If you have a variable called exit you've overwritten the function in that scope, and won't be able to execute it.

e.g.

>>> exit=1
>>> exit()
Traceback (most recent call last):
  File "", line 1, in 
TypeError: 'int' object is not callable
>>>
[–] [email protected] 17 points 1 year ago

Reminds me of setting pi = 3 in my friends matlab subroutines in school.

[–] [email protected] 5 points 1 year ago

wow it does do that. cool

[–] [email protected] 14 points 1 year ago (1 children)

Guessing at what the programmer wants instead of implementing consistent behaviour is what Javascript does. Do you want Python to become Javascript?

[–] [email protected] 5 points 1 year ago (2 children)

Just once I want '1' + '2' to equal '3'. Is that so much to ask?

[–] [email protected] 7 points 1 year ago (1 children)

You want to remove the string concatenation operator? Cause that'll do it

[–] [email protected] 9 points 1 year ago (1 children)

I think every language needs a please operator, which acts to enforce human expectation of a statement:

'1'  + '1'            ## evaluates to '11'
please '1' + '1' ## evaluates to '2'
[–] [email protected] 4 points 1 year ago

I kinda like that

[–] [email protected] 5 points 1 year ago

Yes.
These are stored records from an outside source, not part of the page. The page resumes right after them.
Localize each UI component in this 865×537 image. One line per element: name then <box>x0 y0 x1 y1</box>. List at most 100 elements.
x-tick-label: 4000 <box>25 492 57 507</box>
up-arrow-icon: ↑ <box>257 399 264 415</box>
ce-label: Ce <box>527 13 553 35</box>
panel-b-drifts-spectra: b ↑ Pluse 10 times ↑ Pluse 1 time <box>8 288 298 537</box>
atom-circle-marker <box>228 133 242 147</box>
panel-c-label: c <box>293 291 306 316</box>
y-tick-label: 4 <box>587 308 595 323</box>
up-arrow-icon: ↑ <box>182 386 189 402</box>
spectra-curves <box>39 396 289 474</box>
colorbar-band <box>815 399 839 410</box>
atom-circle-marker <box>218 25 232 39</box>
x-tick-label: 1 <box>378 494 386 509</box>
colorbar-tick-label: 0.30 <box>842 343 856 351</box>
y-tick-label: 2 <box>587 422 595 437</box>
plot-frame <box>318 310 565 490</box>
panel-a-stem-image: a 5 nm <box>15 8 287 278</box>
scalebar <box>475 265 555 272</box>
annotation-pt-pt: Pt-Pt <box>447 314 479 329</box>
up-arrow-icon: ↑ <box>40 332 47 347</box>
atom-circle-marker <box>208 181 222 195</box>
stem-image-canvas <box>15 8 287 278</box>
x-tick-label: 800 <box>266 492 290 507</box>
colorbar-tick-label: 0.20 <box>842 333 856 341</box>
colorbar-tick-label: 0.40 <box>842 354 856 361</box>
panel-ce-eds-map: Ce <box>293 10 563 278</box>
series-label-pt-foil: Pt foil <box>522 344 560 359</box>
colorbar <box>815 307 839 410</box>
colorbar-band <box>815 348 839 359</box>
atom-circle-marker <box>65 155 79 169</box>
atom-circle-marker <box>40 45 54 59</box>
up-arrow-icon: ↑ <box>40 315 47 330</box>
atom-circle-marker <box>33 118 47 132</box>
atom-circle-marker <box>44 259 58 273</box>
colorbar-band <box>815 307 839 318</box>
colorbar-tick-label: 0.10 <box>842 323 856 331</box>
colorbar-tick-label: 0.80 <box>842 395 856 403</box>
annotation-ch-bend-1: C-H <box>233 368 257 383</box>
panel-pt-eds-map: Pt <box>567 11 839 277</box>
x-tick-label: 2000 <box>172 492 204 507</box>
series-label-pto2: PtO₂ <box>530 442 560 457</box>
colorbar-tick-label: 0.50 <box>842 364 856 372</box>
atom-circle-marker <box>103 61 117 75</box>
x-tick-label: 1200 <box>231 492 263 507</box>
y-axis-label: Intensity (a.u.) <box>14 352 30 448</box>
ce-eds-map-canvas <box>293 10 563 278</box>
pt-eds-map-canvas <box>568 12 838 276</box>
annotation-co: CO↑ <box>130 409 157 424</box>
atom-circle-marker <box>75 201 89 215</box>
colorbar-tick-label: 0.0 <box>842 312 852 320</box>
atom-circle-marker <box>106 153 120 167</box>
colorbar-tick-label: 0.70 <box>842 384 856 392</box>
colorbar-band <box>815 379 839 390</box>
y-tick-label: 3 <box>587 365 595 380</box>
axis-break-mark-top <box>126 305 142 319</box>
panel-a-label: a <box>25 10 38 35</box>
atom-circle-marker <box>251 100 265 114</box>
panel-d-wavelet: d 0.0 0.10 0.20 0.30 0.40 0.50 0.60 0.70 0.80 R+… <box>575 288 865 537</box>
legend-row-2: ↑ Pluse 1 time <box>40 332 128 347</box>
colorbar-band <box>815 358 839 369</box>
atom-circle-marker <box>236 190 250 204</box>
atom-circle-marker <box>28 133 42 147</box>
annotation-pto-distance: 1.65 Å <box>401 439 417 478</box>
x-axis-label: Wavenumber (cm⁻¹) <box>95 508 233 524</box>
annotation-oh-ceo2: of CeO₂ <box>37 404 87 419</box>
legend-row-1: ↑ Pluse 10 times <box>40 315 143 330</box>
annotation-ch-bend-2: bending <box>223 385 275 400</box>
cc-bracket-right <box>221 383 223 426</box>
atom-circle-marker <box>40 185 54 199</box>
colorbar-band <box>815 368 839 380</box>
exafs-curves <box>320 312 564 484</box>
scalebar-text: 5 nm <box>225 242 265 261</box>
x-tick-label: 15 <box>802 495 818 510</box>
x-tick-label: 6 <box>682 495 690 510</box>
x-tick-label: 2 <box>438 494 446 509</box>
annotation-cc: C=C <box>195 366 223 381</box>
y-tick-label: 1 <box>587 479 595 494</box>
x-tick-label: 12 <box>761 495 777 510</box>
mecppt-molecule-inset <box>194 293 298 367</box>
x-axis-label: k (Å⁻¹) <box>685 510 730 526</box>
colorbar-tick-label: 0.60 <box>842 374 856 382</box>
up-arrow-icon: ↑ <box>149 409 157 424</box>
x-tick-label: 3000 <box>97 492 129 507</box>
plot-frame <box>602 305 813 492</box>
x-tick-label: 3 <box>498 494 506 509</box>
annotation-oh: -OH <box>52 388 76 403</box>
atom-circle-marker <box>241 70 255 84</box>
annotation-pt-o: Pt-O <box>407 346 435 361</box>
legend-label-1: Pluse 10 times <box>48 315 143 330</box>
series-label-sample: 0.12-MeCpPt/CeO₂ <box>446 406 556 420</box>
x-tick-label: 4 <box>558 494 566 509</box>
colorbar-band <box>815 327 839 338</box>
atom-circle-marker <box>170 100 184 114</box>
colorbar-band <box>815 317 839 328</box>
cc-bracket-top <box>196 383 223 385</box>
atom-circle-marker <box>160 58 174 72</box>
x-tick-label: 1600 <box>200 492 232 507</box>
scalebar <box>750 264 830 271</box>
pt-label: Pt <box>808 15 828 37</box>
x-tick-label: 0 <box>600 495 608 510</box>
Yes it is.

[–] [email protected] 7 points 1 year ago* (last edited 1 year ago)

This is the code (Github link):

class Quitter(object):
    def __init__(self, name, eof):
        self.name = name
        self.eof = eof
    def __repr__(self):
        return 'Use %s() or %s to exit' % (self.name, self.eof)
    def __call__(self, code=None):
        # Shells like IDLE catch the SystemExit, but listen when their
        # stdin wrapper is closed.
        try:
            sys.stdin.close()
        except:
            pass
        raise SystemExit(code)

What happens is that the python repl calls __repr__ automatically on each variable/statement that you type into the repl (except assignments e.g. x = 1). But this basically only happens in the repl. So "executing" only exit wouldn't work in a python script as it is not calling __repr__ automatically, so better you learn how to do it right than using just exit in your python scripts and scratching your head why it works in the repl but not in your code.